Horse Side Vet Guide ®

Equine Health Resource

Resists Moving Forward Under Saddle, Lazy

Code Orange - Call Your Vet at Their First Available Office Hours

Code Yellow - Contact Your Vet at Your Convenience for an Appointment

Code Orange - Call Your Vet at Their First Available Office Hours

  • If you want to rule out any physical issue being a factor in the behavior.

Code Yellow - Contact Your Vet at Your Convenience for an Appointment

  • If you want to rule out any physical issue being a factor in the behavior.
  • Even if the horse does not appear to be lame to you.

This sign can be associated with physical problems, or relate to training. If a horse that normally moves forward willingly suddenly seems unwilling, it may be likely that pain, lameness or illness may be causing the problem. If on the other hand, the horse has always seemed like this, it may be a training issue, or simply the horse’s natural tendency. Of course, horses that are physically unfit will tend to be less forward and will tire easily.

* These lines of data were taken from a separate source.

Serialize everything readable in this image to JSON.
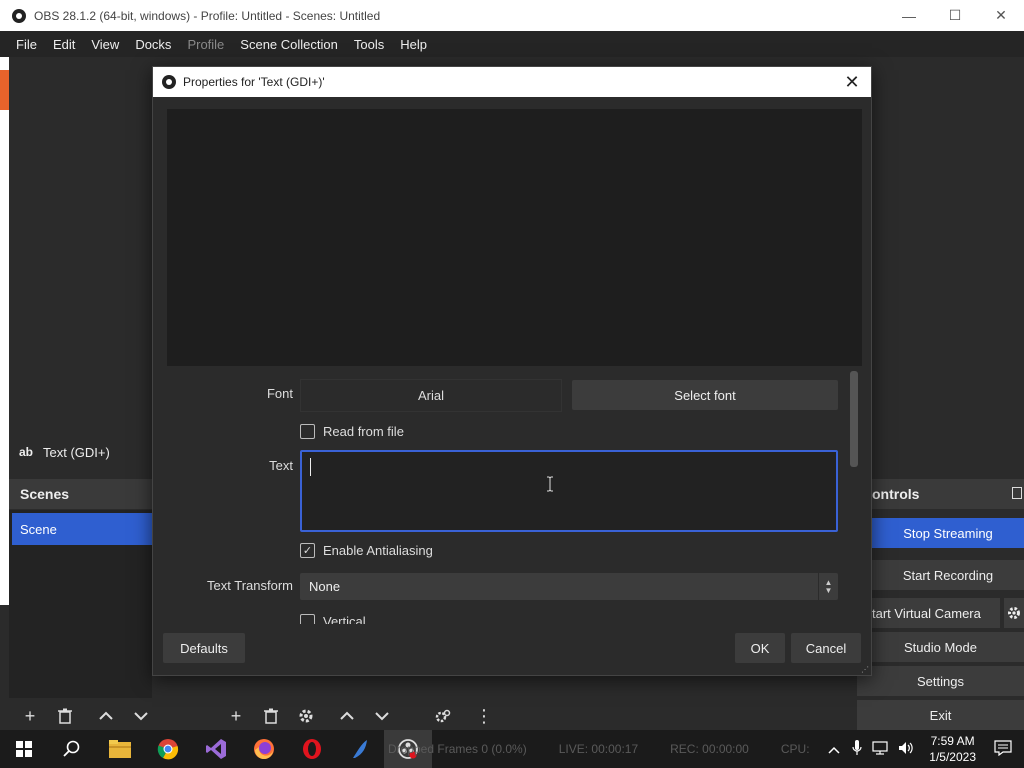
{
  "window": {
    "title": "OBS 28.1.2 (64-bit, windows) - Profile: Untitled - Scenes: Untitled",
    "min": "—",
    "max": "☐",
    "close": "✕"
  },
  "menu": {
    "items": [
      "File",
      "Edit",
      "View",
      "Docks",
      "Profile",
      "Scene Collection",
      "Tools",
      "Help"
    ]
  },
  "sources": {
    "item_icon": "ab",
    "item_label": "Text (GDI+)"
  },
  "scenes": {
    "header": "Scenes",
    "selected": "Scene"
  },
  "controls": {
    "header": "ontrols",
    "buttons": [
      "Stop Streaming",
      "Start Recording",
      "tart Virtual Camera",
      "Studio Mode",
      "Settings",
      "Exit"
    ]
  },
  "status": {
    "dropped": "Dropped Frames 0 (0.0%)",
    "live": "LIVE: 00:00:17",
    "rec": "REC: 00:00:00",
    "cpu": "CPU: "
  },
  "tray": {
    "time": "7:59 AM",
    "date": "1/5/2023"
  },
  "dialog": {
    "title": "Properties for 'Text (GDI+)'",
    "font_label": "Font",
    "font_value": "Arial",
    "select_font": "Select font",
    "read_from_file": "Read from file",
    "text_label": "Text",
    "text_value": "",
    "antialiasing": "Enable Antialiasing",
    "text_transform_label": "Text Transform",
    "text_transform_value": "None",
    "vertical": "Vertical",
    "defaults": "Defaults",
    "ok": "OK",
    "cancel": "Cancel"
  },
  "colors": {
    "accent": "#2f5fd0",
    "dark_bg": "#2b2b2b",
    "focus_border": "#3a62d6"
  }
}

There are common sense factors to consider, as well. For example, if the horse is dull heading away from the barn, and very animated and forward on the return to the barn, there is likely not a physical factor causing the behavior.

WHAT TO DO

Consider the horse’s fitness and ability level and your own confidence that this is not a training problem. Assess the horses general health using the Whole Horse Exam (WHE), paying particular attention to rectal temperature, heart rate, capillary refill time and respiratory rate.

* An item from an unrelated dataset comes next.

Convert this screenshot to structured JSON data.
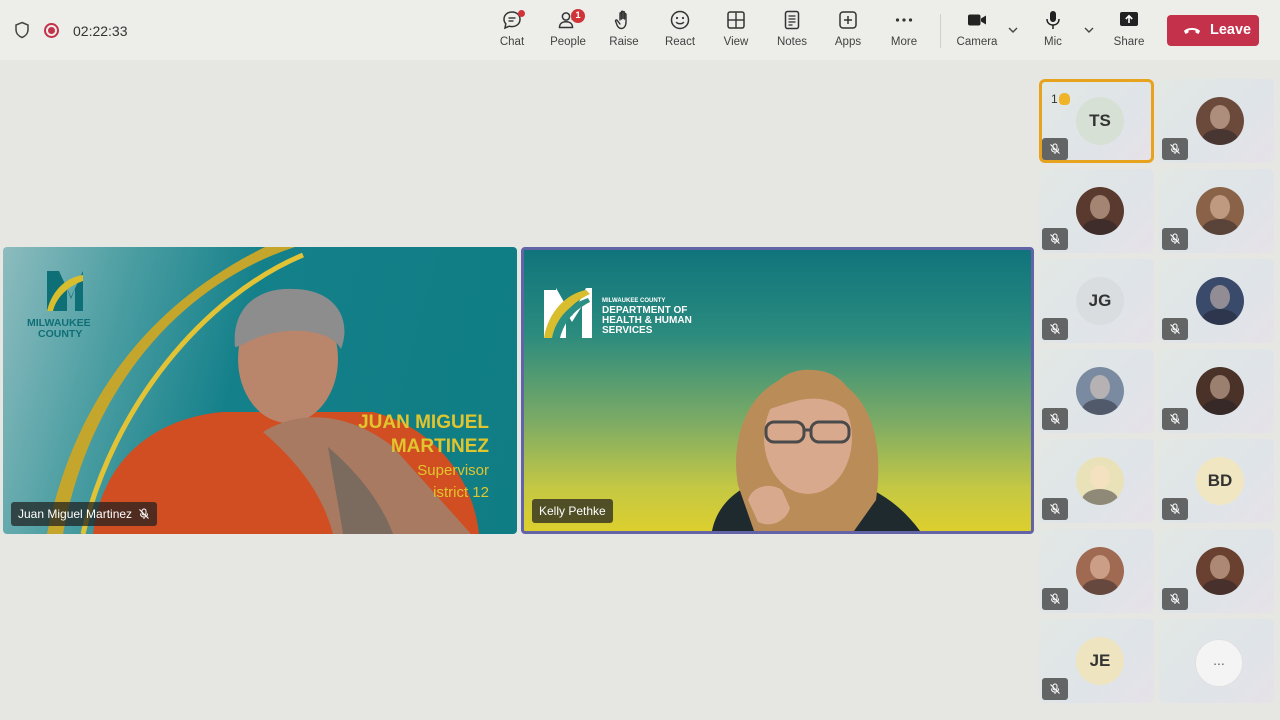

Look carefully at the limbs and back for swelling and pain and assess the lower limbs for digital pulse. Look at your tack and how it fits. Discuss the problem with your vet. It may be wise to have them rule out physical factors so that you can focus more on the training aspects of the behavior.

If the horse suddenly stops and will not move forward, and you cannot contact your vet, see the Observation of that name for emergency procedures.

WHAT YOUR VET DOES

Your vet will try to rule out physical problems through a careful physical exam and lameness evaluation. As with many performance problems, they may want to evaluate the behavior by watching the horse under saddle. Laboratory blood work may be helpful to rule out muscle and metabolic problems.